Durch Urteil vom 22. Januar 1953 hat das LVG. den Bescheid des Beklagten vom 27. August 1951 aufgehoben und den Beklagten für verpflichtet erklärt, dem Kläger die beantragte Rente vom 1. Januar 1951 an in der ihm gesetzlich zustehenden Höhe zu gewähren. Im übrigen hat es die Klage abgewiesen.

Zur Begründung hat das LVG. ausgeführt: Auf Grund der im Verfahren vor dem LVG. erstatteten Aussagen der Ehefrau, der Zeugen H... J..., Dr. J... und J... J... sei ein geschlossener Verlauf des Unfalls glaubhaft geschildert. Demgegenüber habe die Bekundung des Zeugen L... nicht ins Gewicht fallen können, die Aussage H... sei ohne entscheidende Bedeutung, und der Zeuge W... sei anscheinend in seiner Aussage stark gehemmt gewesen. Aber auch aus seiner Aussage, die vom Zeugen H... in diesem Punkt bestätigt werde, ergebe sich eindeutig die Wahrscheinlichkeit des vom Kläger behaupteten Arbeitsunfalls, da häufig die Böden der Tonnen defekt und mit Pappe beklebt gewesen seien. Die Frist des § 1546 RVO sei am 31. Dezember 1947 verstrichen gewesen. Die Voraussetzungen für eine Anwendung des § 1547 RVO seien nicht gegeben. Jedoch sei die Berufung des Beklagten auf diesen Fristablauf ermessensmißbräuchlich (MRVO Nr. 165 § 23 Abs. 3; Reichsversicherungsamt (RVA.) in AN. 1928 S. 330). In dem Verhalten des Klägers bis zur Antragstellung liege jedoch ein Verzicht, so daß die Klage für die Zeit vor der Antragstellung abgewiesen werden müsse.

Gegen dieses Urteil haben der Kläger und der Beklagte Berufung eingelegt. Der Kläger hat sich gegen das Urteil gewandt, soweit es den Anspruch für die Zeit vom 1. Juli 1948 bis zum 31. Dezember 1950 verneint hat. Der Beklagte hat vorgebracht, die Empfehlung des RVA. in AN. 1928 S. 330 sei keine Rechtsmaxime für die Gerichte, sondern nur eine aufsichtsrechtliche Empfehlung, im übrigen sei der Unfall auch nicht bewiesen.

Durch Entscheidung vom 9. Oktober 1953 hat das Oberverwaltungsgericht (OVG.) für das Land Nordrhein-Westfalen das Urteil des LVG. Düsseldorf vom 22. Januar 1953 aufgehoben und die Sache zur erneuten Verhandlung und Entscheidung, auch über die Kosten der Berufung, an das LVG. Düsseldorf zurückverwiesen.
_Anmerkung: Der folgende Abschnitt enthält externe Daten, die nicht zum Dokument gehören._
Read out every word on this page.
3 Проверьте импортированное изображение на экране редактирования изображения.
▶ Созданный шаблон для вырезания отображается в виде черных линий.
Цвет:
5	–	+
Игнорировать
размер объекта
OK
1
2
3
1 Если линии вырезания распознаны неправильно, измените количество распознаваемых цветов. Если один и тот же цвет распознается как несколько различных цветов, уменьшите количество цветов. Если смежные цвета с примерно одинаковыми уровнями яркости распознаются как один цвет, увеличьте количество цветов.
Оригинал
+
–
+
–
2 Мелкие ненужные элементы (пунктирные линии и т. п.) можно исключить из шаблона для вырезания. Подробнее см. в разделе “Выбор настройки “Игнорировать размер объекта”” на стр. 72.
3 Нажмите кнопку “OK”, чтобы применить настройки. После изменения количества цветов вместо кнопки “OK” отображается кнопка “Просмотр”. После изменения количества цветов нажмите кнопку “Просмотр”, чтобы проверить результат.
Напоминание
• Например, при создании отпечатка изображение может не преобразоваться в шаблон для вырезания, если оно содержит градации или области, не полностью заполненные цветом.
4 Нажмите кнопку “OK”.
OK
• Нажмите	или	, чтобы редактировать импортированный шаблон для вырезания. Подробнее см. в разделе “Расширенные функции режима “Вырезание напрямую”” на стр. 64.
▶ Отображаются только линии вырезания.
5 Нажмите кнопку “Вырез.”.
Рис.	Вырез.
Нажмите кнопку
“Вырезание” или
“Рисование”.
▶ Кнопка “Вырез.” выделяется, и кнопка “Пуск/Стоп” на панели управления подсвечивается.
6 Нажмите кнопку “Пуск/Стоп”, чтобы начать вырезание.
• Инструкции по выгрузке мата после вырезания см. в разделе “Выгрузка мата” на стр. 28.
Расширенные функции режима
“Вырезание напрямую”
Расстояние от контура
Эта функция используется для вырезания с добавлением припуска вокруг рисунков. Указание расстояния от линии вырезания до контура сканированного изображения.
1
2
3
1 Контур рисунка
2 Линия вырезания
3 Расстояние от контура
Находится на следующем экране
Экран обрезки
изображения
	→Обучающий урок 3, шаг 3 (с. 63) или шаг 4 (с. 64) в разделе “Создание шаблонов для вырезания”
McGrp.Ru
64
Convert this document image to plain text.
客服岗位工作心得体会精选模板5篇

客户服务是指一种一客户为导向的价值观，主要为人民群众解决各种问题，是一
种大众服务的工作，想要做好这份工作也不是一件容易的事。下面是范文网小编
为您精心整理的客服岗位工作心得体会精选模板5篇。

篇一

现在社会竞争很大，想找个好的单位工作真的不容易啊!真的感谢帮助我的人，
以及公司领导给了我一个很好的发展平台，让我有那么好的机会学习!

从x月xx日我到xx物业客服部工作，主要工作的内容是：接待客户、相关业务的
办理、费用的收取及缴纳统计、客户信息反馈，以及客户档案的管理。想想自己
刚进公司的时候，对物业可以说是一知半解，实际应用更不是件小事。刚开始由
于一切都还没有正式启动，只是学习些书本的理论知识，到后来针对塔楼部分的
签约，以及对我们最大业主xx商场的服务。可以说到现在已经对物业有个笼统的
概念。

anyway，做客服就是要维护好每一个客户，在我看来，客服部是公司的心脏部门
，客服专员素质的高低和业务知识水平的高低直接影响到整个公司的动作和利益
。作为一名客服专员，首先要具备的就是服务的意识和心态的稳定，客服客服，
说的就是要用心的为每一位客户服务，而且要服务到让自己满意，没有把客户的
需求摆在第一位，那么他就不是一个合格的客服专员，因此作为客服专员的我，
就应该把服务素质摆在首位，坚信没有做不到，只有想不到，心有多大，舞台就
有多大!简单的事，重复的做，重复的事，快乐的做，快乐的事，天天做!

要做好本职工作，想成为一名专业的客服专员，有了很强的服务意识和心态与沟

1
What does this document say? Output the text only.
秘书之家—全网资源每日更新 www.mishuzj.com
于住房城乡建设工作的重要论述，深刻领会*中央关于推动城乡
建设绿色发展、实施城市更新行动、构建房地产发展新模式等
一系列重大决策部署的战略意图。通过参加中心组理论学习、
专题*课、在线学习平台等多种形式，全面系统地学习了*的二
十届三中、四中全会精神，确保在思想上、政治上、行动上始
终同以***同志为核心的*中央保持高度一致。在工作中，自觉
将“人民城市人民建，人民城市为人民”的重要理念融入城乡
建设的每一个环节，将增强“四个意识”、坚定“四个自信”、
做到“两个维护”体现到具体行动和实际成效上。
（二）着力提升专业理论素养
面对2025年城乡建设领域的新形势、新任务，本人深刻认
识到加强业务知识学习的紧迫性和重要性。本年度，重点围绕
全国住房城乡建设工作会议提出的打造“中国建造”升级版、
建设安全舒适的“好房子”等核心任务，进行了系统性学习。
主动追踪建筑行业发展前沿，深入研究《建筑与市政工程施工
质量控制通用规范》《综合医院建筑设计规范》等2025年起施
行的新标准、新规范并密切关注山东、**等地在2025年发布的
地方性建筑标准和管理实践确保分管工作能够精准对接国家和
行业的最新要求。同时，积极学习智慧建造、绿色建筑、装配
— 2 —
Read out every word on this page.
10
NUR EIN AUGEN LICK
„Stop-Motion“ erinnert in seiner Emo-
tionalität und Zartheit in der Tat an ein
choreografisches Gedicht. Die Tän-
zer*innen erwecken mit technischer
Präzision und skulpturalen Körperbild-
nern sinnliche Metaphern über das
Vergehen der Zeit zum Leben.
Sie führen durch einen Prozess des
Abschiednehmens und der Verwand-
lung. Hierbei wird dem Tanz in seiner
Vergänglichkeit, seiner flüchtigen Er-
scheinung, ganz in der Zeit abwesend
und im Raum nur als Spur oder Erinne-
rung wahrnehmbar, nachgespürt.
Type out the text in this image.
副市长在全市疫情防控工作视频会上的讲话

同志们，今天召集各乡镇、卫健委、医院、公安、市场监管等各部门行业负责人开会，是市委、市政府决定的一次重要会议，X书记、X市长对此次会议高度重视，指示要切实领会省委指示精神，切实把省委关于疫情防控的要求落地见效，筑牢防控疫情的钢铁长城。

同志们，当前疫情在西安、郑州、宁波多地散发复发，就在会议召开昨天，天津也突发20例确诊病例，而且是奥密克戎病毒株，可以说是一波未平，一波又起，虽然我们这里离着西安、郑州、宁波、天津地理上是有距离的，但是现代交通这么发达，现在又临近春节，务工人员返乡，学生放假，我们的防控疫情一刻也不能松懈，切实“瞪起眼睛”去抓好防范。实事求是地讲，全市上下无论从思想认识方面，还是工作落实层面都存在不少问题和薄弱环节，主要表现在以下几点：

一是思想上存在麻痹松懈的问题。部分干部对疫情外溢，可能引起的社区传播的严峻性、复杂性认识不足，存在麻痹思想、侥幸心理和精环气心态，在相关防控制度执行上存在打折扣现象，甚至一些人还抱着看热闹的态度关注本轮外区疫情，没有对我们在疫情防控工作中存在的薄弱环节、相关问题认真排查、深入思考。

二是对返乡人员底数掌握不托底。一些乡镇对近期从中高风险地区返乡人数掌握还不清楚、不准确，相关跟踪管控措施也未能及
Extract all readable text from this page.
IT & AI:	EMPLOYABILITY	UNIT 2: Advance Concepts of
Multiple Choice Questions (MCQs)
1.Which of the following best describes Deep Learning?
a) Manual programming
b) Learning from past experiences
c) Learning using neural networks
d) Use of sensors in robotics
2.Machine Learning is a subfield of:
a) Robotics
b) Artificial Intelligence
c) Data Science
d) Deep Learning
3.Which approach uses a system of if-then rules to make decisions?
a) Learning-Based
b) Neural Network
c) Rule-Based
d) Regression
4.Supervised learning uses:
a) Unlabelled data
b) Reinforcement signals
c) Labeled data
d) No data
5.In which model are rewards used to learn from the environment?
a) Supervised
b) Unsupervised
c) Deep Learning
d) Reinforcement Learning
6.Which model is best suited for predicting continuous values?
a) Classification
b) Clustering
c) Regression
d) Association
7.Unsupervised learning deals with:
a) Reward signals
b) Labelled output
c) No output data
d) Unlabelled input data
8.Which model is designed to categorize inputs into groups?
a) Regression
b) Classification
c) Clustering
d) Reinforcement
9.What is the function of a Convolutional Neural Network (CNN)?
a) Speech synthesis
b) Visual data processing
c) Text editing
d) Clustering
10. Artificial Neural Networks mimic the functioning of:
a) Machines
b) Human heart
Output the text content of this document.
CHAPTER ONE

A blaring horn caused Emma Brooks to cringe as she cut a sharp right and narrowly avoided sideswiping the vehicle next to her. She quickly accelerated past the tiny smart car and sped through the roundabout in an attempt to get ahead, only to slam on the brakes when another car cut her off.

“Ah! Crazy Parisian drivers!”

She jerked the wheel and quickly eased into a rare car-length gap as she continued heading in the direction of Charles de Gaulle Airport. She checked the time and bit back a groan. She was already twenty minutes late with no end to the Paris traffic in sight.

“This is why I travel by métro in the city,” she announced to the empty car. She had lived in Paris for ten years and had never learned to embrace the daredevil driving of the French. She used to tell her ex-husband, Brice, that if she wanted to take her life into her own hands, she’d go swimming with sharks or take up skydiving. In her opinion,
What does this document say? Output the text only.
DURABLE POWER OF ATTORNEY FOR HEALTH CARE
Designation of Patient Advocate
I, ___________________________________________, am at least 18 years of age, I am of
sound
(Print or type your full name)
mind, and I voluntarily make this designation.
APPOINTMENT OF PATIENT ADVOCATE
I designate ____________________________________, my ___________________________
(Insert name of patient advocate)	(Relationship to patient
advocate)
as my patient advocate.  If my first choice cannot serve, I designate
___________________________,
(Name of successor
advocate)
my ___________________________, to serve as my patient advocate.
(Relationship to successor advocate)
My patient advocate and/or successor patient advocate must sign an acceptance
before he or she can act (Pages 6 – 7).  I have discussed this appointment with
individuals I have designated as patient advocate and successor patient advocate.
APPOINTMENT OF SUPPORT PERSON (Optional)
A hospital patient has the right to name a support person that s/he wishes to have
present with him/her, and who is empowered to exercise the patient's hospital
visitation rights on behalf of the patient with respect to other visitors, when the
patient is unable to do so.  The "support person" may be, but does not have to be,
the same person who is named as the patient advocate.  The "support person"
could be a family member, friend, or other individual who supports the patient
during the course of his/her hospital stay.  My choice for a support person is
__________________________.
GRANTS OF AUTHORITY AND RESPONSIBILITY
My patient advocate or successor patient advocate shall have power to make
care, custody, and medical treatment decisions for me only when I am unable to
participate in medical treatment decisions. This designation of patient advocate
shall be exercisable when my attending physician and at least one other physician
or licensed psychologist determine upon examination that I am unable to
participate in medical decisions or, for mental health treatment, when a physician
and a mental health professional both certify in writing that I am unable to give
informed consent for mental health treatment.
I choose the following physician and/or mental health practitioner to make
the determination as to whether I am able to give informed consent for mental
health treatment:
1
Zur Begründung hat das OVG. ausgeführt: Sei der Klage ein Verfahren vorausgegangen, in dem als letzte Instanz das OVA. zur Entscheidung zuständig gewesen sei, so sei die Klage gegen dieses Amt zu richten. Die Klage müsse deshalb abgewiesen werden, weil sie gegen den falschen Beklagten gerichtet sei. Eine Klageänderung sei im Berufungsverfahren nur mit Einwilligung des bisherigen Beklagten zulässig (MRVO Nr. 165 § 87). Da der bisherige Beklagte seine Einwilligung verweigert habe, sei dieser der Klage anhaftende Mangel im Berufungsverfahren nicht mehr heilbar. Das müsse zur Zurückverweisung an die Vorinstanz führen. In dem neuen Verfahren sei der bisherige Beklagte beizuladen, da ihm durch das vom Kläger verlangte Urteil Pflichten auferlegt werden sollten.

Nach Inkrafttreten des Sozialgerichtsgesetzes (SGG) ist die Sache auf das Landessozialgericht (LSG.) Nordrhein-Westfalen übergegangen (§ 215 Abs. 7 SGG). In diesem Verfahren hat der Anwalt des Klägers eine ärztliche Bescheinigung des Dr. N... vom 5. März 1954 vorgelegt: Der Kläger stehe seit mehreren Jahren wegen nervöser Störungen (Debilität und Sprachstörungen auf dem Boden einer Hysterie) in Behandlung. Er sei aus diesem Grunde unmöglich in der Lage, sich vor Gericht selbst zu verteidigen.

Durch Urteil vom 22. April 1954 hat das LSG. die Berufung zurückgewiesen und die Revision zugelassen. Das Urteil ist beiden Beteiligten am 14. Mai 1954 zugestellt worden.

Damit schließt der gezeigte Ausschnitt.